D’autres l’ont reconnu sur une photo de 1950 aux côtés d’Adolf Eichmann, responsable logistique de la « solution finale » nazie. Pour certains, c’est l’indice que Majorana aurait frayé avec le IIIe Reich avant de s’enfuir en Amérique du Sud. Ce que réfute Erasmo Recami, qui enquête depuis 1970 sur la disparition : « Je ne pense pas qu’elle soit liée à la peur de la création de la bombe atomique. Il aurait mieux contribué à la cause en étant présent plutôt qu’en mourant ou en disparaissant. »
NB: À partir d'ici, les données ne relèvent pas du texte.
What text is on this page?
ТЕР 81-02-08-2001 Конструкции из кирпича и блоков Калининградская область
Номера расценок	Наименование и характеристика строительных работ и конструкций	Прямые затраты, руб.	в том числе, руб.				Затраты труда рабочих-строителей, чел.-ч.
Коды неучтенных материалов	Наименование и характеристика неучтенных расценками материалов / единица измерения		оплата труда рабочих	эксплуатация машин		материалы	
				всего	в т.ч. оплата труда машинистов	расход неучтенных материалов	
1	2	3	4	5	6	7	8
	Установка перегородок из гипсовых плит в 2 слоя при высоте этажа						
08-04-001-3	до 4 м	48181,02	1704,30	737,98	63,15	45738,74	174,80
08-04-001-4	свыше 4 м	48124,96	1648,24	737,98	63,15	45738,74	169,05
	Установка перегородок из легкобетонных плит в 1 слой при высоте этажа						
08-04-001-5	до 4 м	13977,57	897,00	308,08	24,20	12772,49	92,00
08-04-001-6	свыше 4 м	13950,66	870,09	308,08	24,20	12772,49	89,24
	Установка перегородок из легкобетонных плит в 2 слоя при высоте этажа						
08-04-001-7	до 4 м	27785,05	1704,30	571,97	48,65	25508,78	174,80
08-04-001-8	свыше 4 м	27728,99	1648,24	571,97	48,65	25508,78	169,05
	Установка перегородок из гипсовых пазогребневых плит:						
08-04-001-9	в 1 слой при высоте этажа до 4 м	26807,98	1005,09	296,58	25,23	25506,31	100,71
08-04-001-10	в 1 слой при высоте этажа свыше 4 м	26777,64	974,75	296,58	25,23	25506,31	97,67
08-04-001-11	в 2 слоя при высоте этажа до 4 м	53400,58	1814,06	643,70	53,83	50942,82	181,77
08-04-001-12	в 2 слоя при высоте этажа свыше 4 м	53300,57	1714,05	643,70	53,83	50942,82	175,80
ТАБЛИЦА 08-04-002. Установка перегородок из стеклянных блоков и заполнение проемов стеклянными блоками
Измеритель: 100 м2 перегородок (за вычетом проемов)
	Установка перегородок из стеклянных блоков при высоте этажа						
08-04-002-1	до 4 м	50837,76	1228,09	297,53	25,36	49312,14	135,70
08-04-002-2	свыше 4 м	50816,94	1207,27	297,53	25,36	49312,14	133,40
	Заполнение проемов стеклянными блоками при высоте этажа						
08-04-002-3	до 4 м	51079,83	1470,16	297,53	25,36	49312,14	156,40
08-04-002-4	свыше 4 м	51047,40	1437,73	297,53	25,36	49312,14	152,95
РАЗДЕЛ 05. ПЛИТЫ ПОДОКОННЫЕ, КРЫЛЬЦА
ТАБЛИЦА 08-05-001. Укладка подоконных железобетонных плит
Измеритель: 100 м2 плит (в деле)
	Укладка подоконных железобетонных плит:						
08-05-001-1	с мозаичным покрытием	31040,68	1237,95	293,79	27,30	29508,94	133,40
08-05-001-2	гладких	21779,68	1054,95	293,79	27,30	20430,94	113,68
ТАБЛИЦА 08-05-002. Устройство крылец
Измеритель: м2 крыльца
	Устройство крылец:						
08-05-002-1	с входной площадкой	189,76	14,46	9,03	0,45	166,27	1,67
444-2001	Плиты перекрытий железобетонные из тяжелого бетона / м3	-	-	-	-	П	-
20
Une énième piste, démontée par la justice, identifie Ettore Majorana comme étant Tommaso Lipari, « l’homme chien » qui errait dans les rues de Mazara del Vallo, en Sicile, et qui, selon la légende, y aidait les enfants à résoudre les problèmes mathématiques les plus épineux.

L’énigme à 150 bolivar

Le brouillard le plus absolu règne jusqu’en 2008 et ce coup de téléphone d’un certain Francesco Fasani à l’émission de télévision Chi l’ha visto ? (Perdu de vue à l’italienne). Il affirme avoir côtoyé au Venezuela, dans les années 1950, le physicien, qui vivait à Valencia, à 200 kilomètres de Caracas, et se faisait appeler Bini : « J’étais son mécanicien, son chauffeur. » Fasani travaillait ponctuellement sur la Studebacker jaune de Bini, à laquelle il tenait énormément. « Elle contenait plein de feuilles, avec des numéros et des virgules. J’ai fait le lien entre Bini et Majorana grâce à un Argentin qui m’a dit qui il était. Il ne voulait jamais se faire photographier et comme je devais lui prêter 150 bolivar, je lui ai demandé une photo en échange pour l’envoyer à ma famille. » La preuve reine, déterrée 50 ans plus tard. Qui relance l’affaire. Le département des enquêtes scientifiques s’appuie alors sur un autre indice fourni par Fasani : une carte postale retrouvée dans la Studebacker, rédigée en 1920 par Quirino Majorana, son oncle. Et en février dernier, le parquet de Rome indique disposer d’assez d’éléments pour prouver qu’Ettore Majorana a vécu au Venezuela entre 1955 et 1959.

De nombreuses questions restent pourtant sans réponses, comme le lieu précis où Bini-Majorana est enterré. Pour Erasmo Recami, « la carte postale ne revêt aucune importance. A l’époque, Ettore aurait eu 49 ans, or, sur la photo, le dénommé Bini en a clairement une soixantaine. Les documents les plus probants que j’ai récoltés semblent converger vers une fuite en Argentine. Mais je ne suis pas en mesure de le prouver. Ce dont on peut être raisonnablement certain, c’est qu’il ne s’est pas suicidé.  »

Ce qui alimente de nouvelles théories. Et amplifie le raisonnement d’Enrico Fermi : « Ettore aurait réussi à disparaître ou à faire disparaître son corps. » Il était sans doute aussi le seul capable de résoudre l’énigme de sa propre volatilisation.

Folio Gallimard vient de rééditer En cherchant Majorana – Le physicien absolu, d’Etienne Klein, 208 pages.